こんにちは。
我々動物にとって感情とは、学習結果を用いて生後環境に適応した行動を選択するためにあります。例えば、ほぼ全ての動物で苦痛とは不利益であるという判定基準が遺伝的に定められています。ですが、これでは実際に苦痛が与えられなければ逃げることはできません。では、一度痛い思いをするならばそれが危険であると学習されます。このようにして、我々動物は生後体験の結果から何が利益で何が不利益であるかを一つひとつ学習してゆきます。そして、それが危険であると学習されるならばそこに恐怖という感情が発生し、それ以降は苦痛を与えられる前に回避行動を選択することができるようになります。
正の感情と負の感情があるのは、ここでは利益と不利益の判定が行なわれるからです。そしてその結果、利益には接近行動、不利益には回避行動という選択の原則が定められており、我々はこれに逆らうことはできません。このため、不利益と判定されたものには負の感情が発生し、自らはそれに近付くことができなくなるようになっています。
このように、負の感情というのは不利益を回避するためのものですから、なければやはりたいへん困ります。では、正の感情といえども原則的には逆らうことができないのですから、利益と判定されたものに欲望が抑えられなくなってしまうなんてことだって幾らでもあるわけです。
好きなものは好き、嫌いなものは嫌い、全ての行動が自分の利益不利益に基づいて選択できるならば感情には何の弊害もありません。ところが、動物としては逆らうことができないにも拘わらず、それを我慢して生活しているのが我々現代人です。このため、しばしば「社会性ストレス」なんてものを抱え込むことになります。
では、ならばもし感情がなかったとしますならばいったいどうなるでしょう。
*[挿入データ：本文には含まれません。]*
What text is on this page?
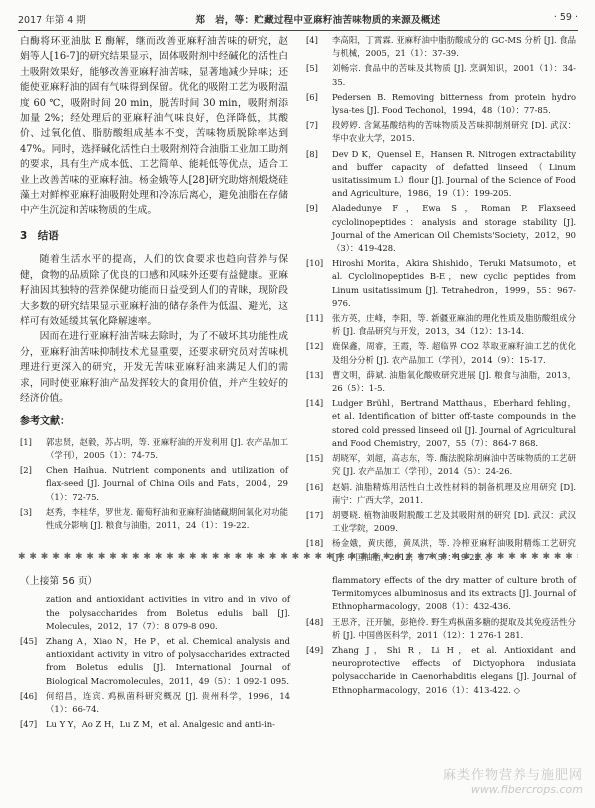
2017 年第 4 期	郑　岩，等：贮藏过程中亚麻籽油苦味物质的来源及概述	· 59 ·

白酶将环亚油肽 E 酶解，继而改善亚麻籽油苦味的研究，赵娟等人[16-7]的研究结果显示，固体吸附剂中经碱化的活性白土吸附效果好，能够改善亚麻籽油苦味，显著地减少异味；还能使亚麻籽油的固有气味得到保留。优化的吸附工艺为吸附温度 60 ℃，吸附时间 20 min，脱苦时间 30 min，吸附剂添加量 2%；经处理后的亚麻籽油气味良好，色泽降低，其酸价、过氧化值、脂肪酸组成基本不变，苦味物质脱除率达到 47%。同时，选择碱化活性白土吸附剂符合油脂工业加工助剂的要求，具有生产成本低、工艺简单、能耗低等优点，适合工业上改善苦味的亚麻籽油。杨金娥等人[28]研究助熔剂煅烧硅藻土对鲜榨亚麻籽油吸附处理和冷冻后离心，避免油脂在存储中产生沉淀和苦味物质的生成。

3　结语

随着生活水平的提高，人们的饮食要求也趋向营养与保健，食物的品质除了优良的口感和风味外还要有益健康。亚麻籽油因其独特的营养保健功能而日益受到人们的青睐，现阶段大多数的研究结果显示亚麻籽油的储存条件为低温、避光，这样可有效延缓其氧化降解速率。

因而在进行亚麻籽油苦味去除时，为了不破坏其功能性成分，亚麻籽油苦味抑制技术尤显重要，还要求研究员对苦味机理进行更深入的研究，开发无苦味亚麻籽油来满足人们的需求，同时使亚麻籽油产品发挥较大的食用价值，并产生较好的经济价值。

参考文献：
[1]	郭忠贤，赵毅，苏占明，等. 亚麻籽油的开发利用 [J]. 农产品加工（学刊），2005（1）：74-75.
[2]	Chen Haihua. Nutrient components and utilization of flax-seed [J]. Journal of China Oils and Fats，2004，29（1）：72-75.
[3]	赵秀，李桂华，罗世龙. 葡萄籽油和亚麻籽油储藏期间氧化对功能性成分影响 [J]. 粮食与油脂，2011，24（1）：19-22.
[4]	李高阳，丁霄霖. 亚麻籽油中脂肪酸成分的 GC-MS 分析 [J]. 食品与机械，2005，21（1）：37-39.
[5]	刘畅宗. 食品中的苦味及其物质 [J]. 烹调知识，2001（1）：34-35.
[6]	Pedersen B. Removing bitterness from protein hydro lysa-tes [J]. Food Techonol，1994，48（10）：77-85.
[7]	段婷婷. 含氮基酸结构的苦味物质及苦味抑制剂研究 [D]. 武汉：华中农业大学，2015.
[8]	Dev D K，Quensel E，Hansen R. Nitrogen extractability and buffer capacity of defatted linseed（Linum usitatissimum L）flour [J]. Journal of the Science of Food and Agriculture，1986，19（1）：199-205.
[9]	Aladedunye F，Ewa S，Roman P. Flaxseed cyclolinopeptides：analysis and storage stability [J]. Journal of the American Oil Chemists'Society，2012，90（3）：419-428.
[10]	Hiroshi Morita，Akira Shishido，Teruki Matsumoto，et al. Cyclolinopeptides B-E，new cyclic peptides from Linum usitatissimum [J]. Tetrahedron，1999，55：967-976.
[11]	张方英，庄峰，李阳，等. 新疆亚麻油的理化性质及脂肪酸组成分析 [J]. 食品研究与开发，2013，34（12）：13-14.
[12]	鹿保鑫，周睿，王霞，等. 超临界 CO2 萃取亚麻籽油工艺的优化及组分分析 [J]. 农产品加工（学刊），2014（9）：15-17.
[13]	曹文明，薛斌. 油脂氧化酸败研究进展 [J]. 粮食与油脂，2013，26（5）：1-5.
[14]	Ludger Brühl，Bertrand Matthaus，Eberhard fehling，et al. Identification of bitter off-taste compounds in the stored cold pressed linseed oil [J]. Journal of Agricultural and Food Chemistry，2007，55（7）：864-7 868.
[15]	胡晓军，刘超，高志东，等. 酶法脱除胡麻油中苦味物质的工艺研究 [J]. 农产品加工（学刊），2014（5）：24-26.
[16]	赵娟. 油脂精炼用活性白土改性材料的制备机理及应用研究 [D]. 南宁：广西大学，2011.
[17]	胡婴晓. 植物油吸附脱酸工艺及其吸附剂的研究 [D]. 武汉：武汉工业学院，2009.
[18]	杨金娥，黄庆德，黄凤洪，等. 冷榨亚麻籽油吸附精炼工艺研究 [J]. 中国油脂，2012，37（5）：19-22. ◇
✱ ✱ ✱ ✱ ✱ ✱ ✱ ✱ ✱ ✱ ✱ ✱ ✱ ✱ ✱ ✱ ✱ ✱ ✱ ✱ ✱ ✱ ✱ ✱ ✱ ✱ ✱ ✱ ✱ ✱ ✱ ✱ ✱ ✱ ✱ ✱ ✱ ✱ ✱ ✱ ✱ ✱ ✱ ✱ ✱ ✱ ✱ ✱ ✱ ✱ ✱ ✱ ✱ ✱ ✱ ✱ ✱ ✱ ✱ ✱ ✱ ✱ ✱ ✱ ✱ ✱ ✱ ✱ ✱ ✱ ✱ ✱ ✱ ✱ ✱ ✱ ✱ ✱
（上接第 56 页）
zation and antioxidant activities in vitro and in vivo of the polysaccharides from Boletus edulis ball [J]. Molecules，2012，17（7）：8 079-8 090.
[45]	Zhang A，Xiao N，He P，et al. Chemical analysis and antioxidant activity in vitro of polysaccharides extracted from Boletus edulis [J]. International Journal of Biological Macromolecules，2011，49（5）：1 092-1 095.
[46]	何绍昌，连宾. 鸡枞菌科研究概况 [J]. 贵州科学，1996，14（1）：66-74.
[47]	Lu Y Y，Ao Z H，Lu Z M，et al. Analgesic and anti-in-
flammatory effects of the dry matter of culture broth of Termitomyces albuminosus and its extracts [J]. Journal of Ethnopharmacology，2008（1）：432-436.
[48]	王思齐，汪开毓，彭艳伶. 野生鸡枞菌多糖的提取及其免疫活性分析 [J]. 中国兽医科学，2011（12）：1 276-1 281.
[49]	Zhang J，Shi R，Li H，et al. Antioxidant and neuroprotective effects of Dictyophora indusiata polysaccharide in Caenorhabditis elegans [J]. Journal of Ethnopharmacology，2016（1）：413-422. ◇
麻类作物营养与施肥网
www.fibercrops.com
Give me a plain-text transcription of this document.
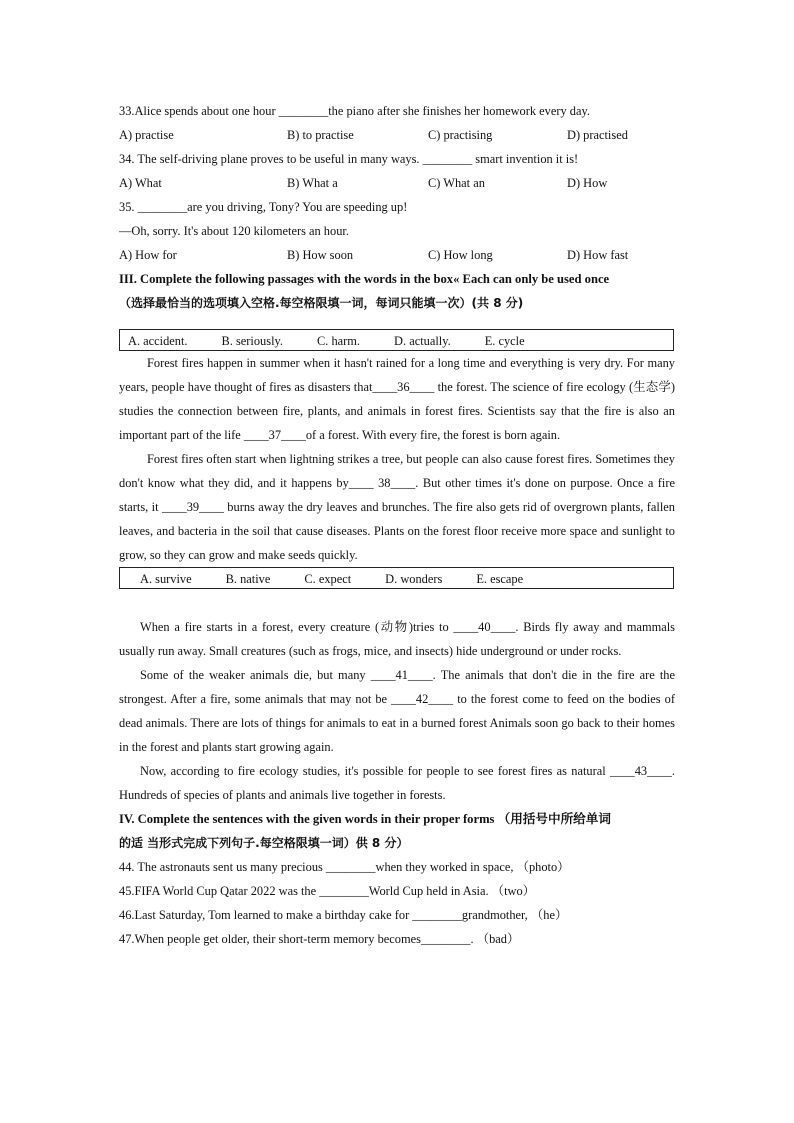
33.Alice spends about one hour ________the piano after she finishes her homework every day.
A) practise	B) to practise	C) practising	D) practised
34. The self-driving plane proves to be useful in many ways. ________ smart invention it is!
A) What	B) What a	C) What an	D) How
35. ________are you driving, Tony? You are speeding up!
—Oh, sorry. It's about 120 kilometers an hour.
A) How for	B) How soon	C) How long	D) How fast
III. Complete the following passages with the words in the box« Each can only be used once
（选择最恰当的选项填入空格.每空格限填一词，每词只能填一次）(共 8 分)
A. accident.	B. seriously.	C. harm.	D. actually.	E. cycle
Forest fires happen in summer when it hasn't rained for a long time and everything is very dry. For many years, people have thought of fires as disasters that____36____ the forest. The science of fire ecology (生态学) studies the connection between fire, plants, and animals in forest fires. Scientists say that the fire is also an important part of the life ____37____of a forest. With every fire, the forest is born again.
Forest fires often start when lightning strikes a tree, but people can also cause forest fires. Sometimes they don't know what they did, and it happens by____ 38____. But other times it's done on purpose. Once a fire starts, it ____39____ burns away the dry leaves and brunches. The fire also gets rid of overgrown plants, fallen leaves, and bacteria in the soil that cause diseases. Plants on the forest floor receive more space and sunlight to grow, so they can grow and make seeds quickly.
A. survive	B. native	C. expect	D. wonders	E. escape
When a fire starts in a forest, every creature (动物)tries to ____40____. Birds fly away and mammals usually run away. Small creatures (such as frogs, mice, and insects) hide underground or under rocks.
Some of the weaker animals die, but many ____41____. The animals that don't die in the fire are the strongest. After a fire, some animals that may not be ____42____ to the forest come to feed on the bodies of dead animals. There are lots of things for animals to eat in a burned forest Animals soon go back to their homes in the forest and plants start growing again.
Now, according to fire ecology studies, it's possible for people to see forest fires as natural ____43____. Hundreds of species of plants and animals live together in forests.
IV. Complete the sentences with the given words in their proper forms （用括号中所给单词
的适 当形式完成下列句子.每空格限填一词）供 8 分）
44. The astronauts sent us many precious ________when they worked in space, （photo）
45.FIFA World Cup Qatar 2022 was the ________World Cup held in Asia. （two）
46.Last Saturday, Tom learned to make a birthday cake for ________grandmother, （he）
47.When people get older, their short-term memory becomes________. （bad）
我々の感情とは与えられた状況に応じた適切な行動を選択するためにあります。これがどういうことかと言いますと、即ち感情がなければ一切の行動を選択することができないということです。
脳の情動機能を損傷して感情を失ってしまった患者さんの事例があるのですが、このひとは自分で何も決められなくなってしまいました。朝どのネクタイを締めるのか、鞄に何を入れるか、どの靴を履けばいいのか。これは、脳内で利益と不利益の判定ができないからです。
友人が心配して訪ねると、自分が何をしたらいいのか分からないと答えます。ですが、感情がありませんので、恐らく辛いと感じることもないでしょう。気の毒なことに、結局ひとに騙されて財産を失ってしまったそうです。